NPR selects Edward Schumacher-Matos as ombudsman

Edward Schumacher-Matos, a journalist, educator and columnist, is the new NPR ombudsman, the pubradio network announced today (April 29). He begins a three-year term on June 1.

Schumacher-Matos has been ombudsman for the Miami Herald since 2007. He founded Meximerica Media and Rumbo Newspapers in 2003, launching four Spanish-language daily newspapers in Houston, San Antonio, Austin and the Rio Grande Valley. He is also founding editor and associate publisher of Wall Street Journal Americas, the business newspaper's Spanish and Portuguese insert editions in Latin America, Spain and Portugal. Until recently he also wrote a syndicated column for the Washington Post.

Since January 2008, he has been at Harvard University as a Robert F. Kennedy visiting professor in Latin American studies; a Shorenstein Fellow on the press, politics and public policy; and a lecturer at the Kennedy School of Government.

Schumacher-Matos succeeds Alicia Shepard, NPR’s ombudsman since October 2007. She agreed to extend her two-year appointment in 2009.

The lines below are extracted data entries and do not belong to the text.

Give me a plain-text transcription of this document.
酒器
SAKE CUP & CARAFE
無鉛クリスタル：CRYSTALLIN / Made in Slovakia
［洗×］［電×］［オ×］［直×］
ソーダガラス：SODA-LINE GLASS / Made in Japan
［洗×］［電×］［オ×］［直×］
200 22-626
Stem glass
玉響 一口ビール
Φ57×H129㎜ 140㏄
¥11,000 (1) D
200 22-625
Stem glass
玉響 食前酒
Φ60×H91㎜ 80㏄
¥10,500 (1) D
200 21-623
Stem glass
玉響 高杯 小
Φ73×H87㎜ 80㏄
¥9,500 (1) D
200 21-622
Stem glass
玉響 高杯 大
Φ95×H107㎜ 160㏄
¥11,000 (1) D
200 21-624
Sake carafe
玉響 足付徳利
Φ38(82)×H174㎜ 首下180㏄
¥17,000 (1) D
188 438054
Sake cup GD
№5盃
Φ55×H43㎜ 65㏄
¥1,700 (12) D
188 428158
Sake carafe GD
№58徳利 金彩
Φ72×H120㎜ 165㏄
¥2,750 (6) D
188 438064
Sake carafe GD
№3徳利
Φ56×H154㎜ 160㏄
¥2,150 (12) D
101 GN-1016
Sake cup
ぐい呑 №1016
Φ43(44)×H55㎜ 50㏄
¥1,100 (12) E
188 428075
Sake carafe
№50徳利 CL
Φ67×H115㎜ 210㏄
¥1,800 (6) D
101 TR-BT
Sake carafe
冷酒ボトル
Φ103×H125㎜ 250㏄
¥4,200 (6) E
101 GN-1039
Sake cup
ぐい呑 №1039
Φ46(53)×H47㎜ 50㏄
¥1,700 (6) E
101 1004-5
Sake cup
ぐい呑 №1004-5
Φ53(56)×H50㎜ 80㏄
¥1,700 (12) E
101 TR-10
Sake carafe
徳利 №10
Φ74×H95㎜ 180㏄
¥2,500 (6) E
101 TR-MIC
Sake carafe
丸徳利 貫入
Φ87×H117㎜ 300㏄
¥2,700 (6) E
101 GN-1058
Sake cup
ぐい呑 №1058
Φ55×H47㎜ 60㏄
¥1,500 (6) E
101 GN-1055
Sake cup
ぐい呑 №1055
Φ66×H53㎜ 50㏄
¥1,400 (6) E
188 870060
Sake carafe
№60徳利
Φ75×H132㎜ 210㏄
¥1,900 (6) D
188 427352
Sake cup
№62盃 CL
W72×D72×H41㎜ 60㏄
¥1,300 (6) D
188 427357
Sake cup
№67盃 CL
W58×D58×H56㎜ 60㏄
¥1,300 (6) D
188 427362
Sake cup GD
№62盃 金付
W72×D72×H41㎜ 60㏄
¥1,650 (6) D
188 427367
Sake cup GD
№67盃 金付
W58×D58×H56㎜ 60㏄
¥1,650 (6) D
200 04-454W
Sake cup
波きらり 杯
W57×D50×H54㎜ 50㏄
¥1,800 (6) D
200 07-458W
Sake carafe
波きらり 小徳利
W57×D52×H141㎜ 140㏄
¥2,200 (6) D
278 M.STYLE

Senate in South Carolina stands up to governor for pubcasting funding

The South Carolina Senate is fighting Gov. Nikki Haley's move to defund public broadcasting in the state, reports The State newspaper. The GOP-controlled Senate on Thursday (April 28) approved a measure 25-18 that uses general funds to pay for South Carolina ETV. It's part of the debate over the state's $5.8 billion spending plan for the next fiscal year. The governor also replaced the entire public broadcasting board last month.

NPR's succession plan put Slocum at the top

When NPR general counsel Joyce Slocum took over after Vivian Schiller's March departure, "the move was sudden, but not unscripted," notes In 2009 NPR’s board of directors drew up a succession plan that designated Slocum as the replacement if Schiller left unexpectedly. Carol Cartwright, vice-chair of NPR’s board, says one of the main attractions was that Slocum didn't want the job. “We did not want an interim c.e.o. who would be actively pursuing the role on a permanent basis,” Cartwright says.